There’s good reason why half my picks in our running Kinja-based fantasy game are usually entries like “Rally Chicken,” “a Jettamino full of currywurst,” or “ETERNAL VENGEANCE FOR THE MITSUBISHI LANCER EVOLUTION” (which must be typed in all caps). I can’t for the life of me take fantasy games seriously and still live with myself.
I think I’m too competitive, and want to win too much. Winning is good! Then I start to take how my picks are doing in the race too seriously, and I ultimately end up rooting for the most boring and predictable outcome.
As a fan, I hate that! Yes, Ogier is highly likely to win—even without the mighty wind of Volkswagen domination lifting him up this year. But I’d rather see someone who hasn’t won very often yet like Ott Tänak or Kris Meeke get it, or better yet, a complete surprise. A 2016-spec car! Someone running in the lower WRC2 class! Lorenzo Bertelli!

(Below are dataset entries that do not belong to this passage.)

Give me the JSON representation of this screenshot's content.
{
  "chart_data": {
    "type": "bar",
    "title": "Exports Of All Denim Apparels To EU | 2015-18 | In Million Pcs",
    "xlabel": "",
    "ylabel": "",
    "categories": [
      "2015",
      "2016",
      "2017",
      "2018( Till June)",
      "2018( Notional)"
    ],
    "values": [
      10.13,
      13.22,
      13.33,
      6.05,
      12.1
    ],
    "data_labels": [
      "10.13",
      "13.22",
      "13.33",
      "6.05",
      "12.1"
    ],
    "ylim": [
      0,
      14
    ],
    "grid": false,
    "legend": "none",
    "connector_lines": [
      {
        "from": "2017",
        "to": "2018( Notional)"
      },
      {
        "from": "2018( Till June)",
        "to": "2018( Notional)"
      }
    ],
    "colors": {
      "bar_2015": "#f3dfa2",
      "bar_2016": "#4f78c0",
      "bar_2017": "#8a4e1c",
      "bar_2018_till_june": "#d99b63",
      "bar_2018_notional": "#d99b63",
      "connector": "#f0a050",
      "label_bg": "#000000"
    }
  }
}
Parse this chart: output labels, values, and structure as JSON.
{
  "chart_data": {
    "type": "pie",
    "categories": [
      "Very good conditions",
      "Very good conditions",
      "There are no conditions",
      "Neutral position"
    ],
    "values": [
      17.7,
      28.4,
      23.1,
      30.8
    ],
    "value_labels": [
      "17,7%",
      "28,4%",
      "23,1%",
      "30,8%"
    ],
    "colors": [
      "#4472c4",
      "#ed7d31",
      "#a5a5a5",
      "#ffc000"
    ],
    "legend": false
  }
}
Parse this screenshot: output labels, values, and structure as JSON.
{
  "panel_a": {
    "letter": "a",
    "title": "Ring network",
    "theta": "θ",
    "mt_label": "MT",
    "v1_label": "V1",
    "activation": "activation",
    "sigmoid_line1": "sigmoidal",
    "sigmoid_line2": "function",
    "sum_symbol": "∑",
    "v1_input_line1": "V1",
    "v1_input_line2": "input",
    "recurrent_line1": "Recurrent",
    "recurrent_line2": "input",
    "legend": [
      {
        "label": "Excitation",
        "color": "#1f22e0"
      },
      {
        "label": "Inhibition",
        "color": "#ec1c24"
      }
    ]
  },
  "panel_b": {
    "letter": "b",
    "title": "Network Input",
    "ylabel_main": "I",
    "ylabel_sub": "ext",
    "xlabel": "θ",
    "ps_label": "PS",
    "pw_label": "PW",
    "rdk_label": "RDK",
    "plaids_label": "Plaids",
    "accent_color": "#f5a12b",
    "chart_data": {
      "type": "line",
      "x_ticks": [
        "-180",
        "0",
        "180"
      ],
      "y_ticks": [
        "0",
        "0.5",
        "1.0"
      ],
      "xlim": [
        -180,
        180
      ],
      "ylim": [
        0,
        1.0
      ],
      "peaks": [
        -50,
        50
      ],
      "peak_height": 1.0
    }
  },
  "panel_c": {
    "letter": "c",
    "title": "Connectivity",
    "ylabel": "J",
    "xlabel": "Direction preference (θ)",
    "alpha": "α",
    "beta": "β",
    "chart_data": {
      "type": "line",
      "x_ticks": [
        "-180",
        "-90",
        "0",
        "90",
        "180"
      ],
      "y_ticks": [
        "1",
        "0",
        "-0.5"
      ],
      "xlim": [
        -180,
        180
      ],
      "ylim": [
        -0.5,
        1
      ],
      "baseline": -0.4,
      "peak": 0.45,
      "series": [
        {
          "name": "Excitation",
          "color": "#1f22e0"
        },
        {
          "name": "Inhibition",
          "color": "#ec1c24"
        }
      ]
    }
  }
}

I’m just entering a game that costs nothing besides five minutes of trolling another Kinja blog, with the sole goal of beating Raphael Orlove. I can’t imagine putting real money down on these things.
I’ve lucked out sometimes by picking drivers I like—Jari-Matti Latvala, for example, who won Rally Sweden. But I don’t want to watch a race, a game, or much of anything where everything goes according to plan. The races and games we talk about the most aren’t the predictable ones. They’re the ones that give OU’s football team the name “Chokelahoma.”
Some fans just want to watch the world burn, and for us, fantasy games make it impossible. Give me chaos, mayhem, and, well, a Juho Hänninen win would be pretty sweet.